While it might be frustrating to see non-viable options presented as ways to fund critical FOSS, it's even more frustrating to see blame effectively being placed on the maintainer; particularly because, if companies like Apple really wanted to fund this work, I'm pretty sure they could figure something out.

Anyway, looking at the model you propose, it seems like the main difference is that Frank just doesn't explicitly say "you can retain my services"? Is that all that's stopping Apple from contacting him and arranging a contract?

> if companies like Apple really wanted to fund this work, I'm pretty sure they could figure something out.

Having spent the last ~6 years in big tech consistently frustrated by the rigidity of the processes and finding clever ways to navigate (see: wade through the bullshit), this isn’t as easy as you’d hope. The problem is that someone has to spend a non-trivial amount of time advocating internally for something like this (a “non-standard process”) which generally means asking pinging random people across finance, procurement, and legal how to deal with it and 99% of people will just throw up their hands (especially in this case because they don’t understand the importance of it). If things don’t fit a mold in these big companies, they fall into the event horizon and are stretched out to infinity.

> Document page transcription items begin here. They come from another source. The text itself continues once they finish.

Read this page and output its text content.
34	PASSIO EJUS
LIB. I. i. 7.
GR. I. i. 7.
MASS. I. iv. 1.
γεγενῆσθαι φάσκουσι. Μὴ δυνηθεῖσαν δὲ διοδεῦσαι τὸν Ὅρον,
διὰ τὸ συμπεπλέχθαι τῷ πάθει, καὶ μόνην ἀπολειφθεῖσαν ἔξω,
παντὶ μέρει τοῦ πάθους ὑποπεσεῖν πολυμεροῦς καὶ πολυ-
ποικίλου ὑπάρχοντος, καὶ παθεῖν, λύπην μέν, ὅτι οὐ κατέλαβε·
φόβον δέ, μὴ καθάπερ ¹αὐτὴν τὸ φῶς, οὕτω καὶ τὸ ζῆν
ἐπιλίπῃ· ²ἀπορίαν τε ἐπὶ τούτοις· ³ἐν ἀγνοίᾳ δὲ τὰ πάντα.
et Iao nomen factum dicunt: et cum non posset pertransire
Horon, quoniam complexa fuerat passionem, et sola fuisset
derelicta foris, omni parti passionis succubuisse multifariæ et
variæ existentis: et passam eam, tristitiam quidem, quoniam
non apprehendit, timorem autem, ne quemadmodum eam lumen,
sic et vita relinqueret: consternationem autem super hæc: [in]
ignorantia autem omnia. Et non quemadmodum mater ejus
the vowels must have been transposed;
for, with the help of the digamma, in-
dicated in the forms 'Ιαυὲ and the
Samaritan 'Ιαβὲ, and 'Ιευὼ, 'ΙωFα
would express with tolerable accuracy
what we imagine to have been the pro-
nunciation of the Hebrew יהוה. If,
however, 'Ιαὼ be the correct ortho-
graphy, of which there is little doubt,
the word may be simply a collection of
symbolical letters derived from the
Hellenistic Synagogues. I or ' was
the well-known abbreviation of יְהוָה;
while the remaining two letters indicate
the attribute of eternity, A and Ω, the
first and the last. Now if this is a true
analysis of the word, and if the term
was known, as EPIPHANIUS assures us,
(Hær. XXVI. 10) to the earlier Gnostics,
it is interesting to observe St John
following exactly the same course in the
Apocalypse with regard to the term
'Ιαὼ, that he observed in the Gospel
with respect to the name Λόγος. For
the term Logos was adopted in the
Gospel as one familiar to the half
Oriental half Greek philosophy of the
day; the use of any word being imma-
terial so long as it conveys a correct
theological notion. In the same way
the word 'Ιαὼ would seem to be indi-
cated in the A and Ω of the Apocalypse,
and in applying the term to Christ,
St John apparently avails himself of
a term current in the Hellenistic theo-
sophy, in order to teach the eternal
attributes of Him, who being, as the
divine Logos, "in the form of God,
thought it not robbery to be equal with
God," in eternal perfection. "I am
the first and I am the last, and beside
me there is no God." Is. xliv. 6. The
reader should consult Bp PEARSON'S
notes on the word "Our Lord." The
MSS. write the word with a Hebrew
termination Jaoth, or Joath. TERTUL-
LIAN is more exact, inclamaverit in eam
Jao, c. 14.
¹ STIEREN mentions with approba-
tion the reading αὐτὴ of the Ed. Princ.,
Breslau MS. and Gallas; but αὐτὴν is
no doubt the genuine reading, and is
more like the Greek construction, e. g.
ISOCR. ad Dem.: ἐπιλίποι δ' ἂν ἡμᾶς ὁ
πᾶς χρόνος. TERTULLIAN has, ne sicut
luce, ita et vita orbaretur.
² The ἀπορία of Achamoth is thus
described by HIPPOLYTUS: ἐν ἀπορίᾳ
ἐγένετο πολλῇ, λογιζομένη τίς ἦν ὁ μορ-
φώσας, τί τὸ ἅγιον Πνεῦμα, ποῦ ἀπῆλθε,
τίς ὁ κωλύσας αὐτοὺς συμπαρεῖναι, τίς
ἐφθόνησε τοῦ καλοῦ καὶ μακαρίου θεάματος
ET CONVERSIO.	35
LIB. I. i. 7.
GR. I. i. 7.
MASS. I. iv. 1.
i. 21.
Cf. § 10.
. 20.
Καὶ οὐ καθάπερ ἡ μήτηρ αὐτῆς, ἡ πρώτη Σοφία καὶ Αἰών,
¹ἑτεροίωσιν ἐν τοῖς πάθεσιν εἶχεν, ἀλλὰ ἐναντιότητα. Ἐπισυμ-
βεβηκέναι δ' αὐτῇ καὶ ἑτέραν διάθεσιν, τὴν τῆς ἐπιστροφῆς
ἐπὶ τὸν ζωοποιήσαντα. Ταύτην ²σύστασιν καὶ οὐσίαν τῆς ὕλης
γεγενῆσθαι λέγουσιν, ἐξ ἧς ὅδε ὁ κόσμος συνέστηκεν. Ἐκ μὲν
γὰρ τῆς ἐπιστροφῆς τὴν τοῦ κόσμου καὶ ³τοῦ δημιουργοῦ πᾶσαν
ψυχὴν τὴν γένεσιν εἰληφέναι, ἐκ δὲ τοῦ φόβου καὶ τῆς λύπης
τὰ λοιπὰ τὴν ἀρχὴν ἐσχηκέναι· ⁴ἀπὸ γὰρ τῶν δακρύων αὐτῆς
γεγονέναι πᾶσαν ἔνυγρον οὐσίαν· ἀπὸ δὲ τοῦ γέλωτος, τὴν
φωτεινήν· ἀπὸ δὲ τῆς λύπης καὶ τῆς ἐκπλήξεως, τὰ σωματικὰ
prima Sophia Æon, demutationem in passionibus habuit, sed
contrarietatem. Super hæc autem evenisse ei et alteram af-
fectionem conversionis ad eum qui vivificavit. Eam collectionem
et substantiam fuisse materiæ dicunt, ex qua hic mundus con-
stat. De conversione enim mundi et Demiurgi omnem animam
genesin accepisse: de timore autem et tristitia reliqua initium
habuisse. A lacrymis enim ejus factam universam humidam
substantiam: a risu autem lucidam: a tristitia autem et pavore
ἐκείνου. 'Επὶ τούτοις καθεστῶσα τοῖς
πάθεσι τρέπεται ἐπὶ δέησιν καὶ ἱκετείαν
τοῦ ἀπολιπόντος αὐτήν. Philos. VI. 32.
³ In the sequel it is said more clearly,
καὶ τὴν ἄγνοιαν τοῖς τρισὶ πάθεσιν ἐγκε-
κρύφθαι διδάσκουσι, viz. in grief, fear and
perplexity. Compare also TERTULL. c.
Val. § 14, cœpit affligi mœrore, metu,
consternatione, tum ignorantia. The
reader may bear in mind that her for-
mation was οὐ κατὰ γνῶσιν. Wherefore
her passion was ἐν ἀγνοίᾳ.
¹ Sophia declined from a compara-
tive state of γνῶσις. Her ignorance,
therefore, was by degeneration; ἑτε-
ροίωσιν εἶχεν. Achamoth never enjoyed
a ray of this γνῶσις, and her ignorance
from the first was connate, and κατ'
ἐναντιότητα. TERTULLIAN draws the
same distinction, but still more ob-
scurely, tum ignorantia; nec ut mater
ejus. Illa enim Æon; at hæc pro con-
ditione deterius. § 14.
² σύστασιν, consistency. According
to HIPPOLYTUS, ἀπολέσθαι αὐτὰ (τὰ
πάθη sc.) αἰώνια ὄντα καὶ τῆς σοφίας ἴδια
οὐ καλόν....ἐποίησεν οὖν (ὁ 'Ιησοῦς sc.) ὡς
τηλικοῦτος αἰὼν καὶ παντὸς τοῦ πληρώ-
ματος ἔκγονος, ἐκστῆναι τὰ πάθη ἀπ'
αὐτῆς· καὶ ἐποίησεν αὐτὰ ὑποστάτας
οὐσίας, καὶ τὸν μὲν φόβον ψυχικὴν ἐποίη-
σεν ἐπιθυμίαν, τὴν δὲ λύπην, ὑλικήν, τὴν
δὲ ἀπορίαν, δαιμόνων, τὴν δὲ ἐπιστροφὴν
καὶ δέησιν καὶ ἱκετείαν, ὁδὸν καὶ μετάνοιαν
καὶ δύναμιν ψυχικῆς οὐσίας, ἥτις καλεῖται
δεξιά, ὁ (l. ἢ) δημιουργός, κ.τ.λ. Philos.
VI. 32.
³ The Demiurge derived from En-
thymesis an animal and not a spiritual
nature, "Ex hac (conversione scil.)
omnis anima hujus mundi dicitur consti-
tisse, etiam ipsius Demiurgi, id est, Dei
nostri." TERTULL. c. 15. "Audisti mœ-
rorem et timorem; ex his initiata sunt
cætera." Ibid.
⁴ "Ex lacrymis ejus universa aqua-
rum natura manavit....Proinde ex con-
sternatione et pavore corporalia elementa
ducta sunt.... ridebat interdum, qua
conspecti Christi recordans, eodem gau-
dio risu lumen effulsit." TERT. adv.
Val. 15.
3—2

  • Couldn’t you just go up your chain to the VP or whatever and use their backing / negotiating at the VP level to organize? It might not work for random projects but if Apple is using libsodium for security this could presumably be pitched as an investment into their own software supply chain.

Filippo is another maintainer, of extremely similar open source software with entirely the same customer base, offering (important) advice to a peer, so I don't think policing his tone is helpful here.

  • I know who he is and what he does. I think we probably disagree on whether that makes the comment in better or worse taste.

    Otherwise, I agreed with him, and am genuinely curious whether the stopping factor here is maintainers like Frank simply not saying "you can email me to retain my services"

> if companies like Apple really wanted to fund this work, I'm pretty sure they could figure something out

A reminder that companies are not a hive mind.

Many people at Apple surely would love to funnel piles of money to open source. Maybe some of them even work in the Finance or Procurement or Legal departments. But the overwhelming majority of Apple’s procurement flow is not donations, and so it is optimized for the shape of the work it encounters.

I bet there are plenty of people working at Chick-fil-A who wish it was open on Sundays. But it’s not ~“blaming the user” to suggest that as it stands, showing up on Sunday is an ineffective way to get chicken nuggets.

  • The idea that donations are the only way they could fund this work is what I was talking about. I'm sure Apple has various contractors and other forms of employees.

    It's like suggesting that Chic-Fil-A really does want to open on Sunday, but the only thing stopping them is customers not telling them they want it open on Sunday.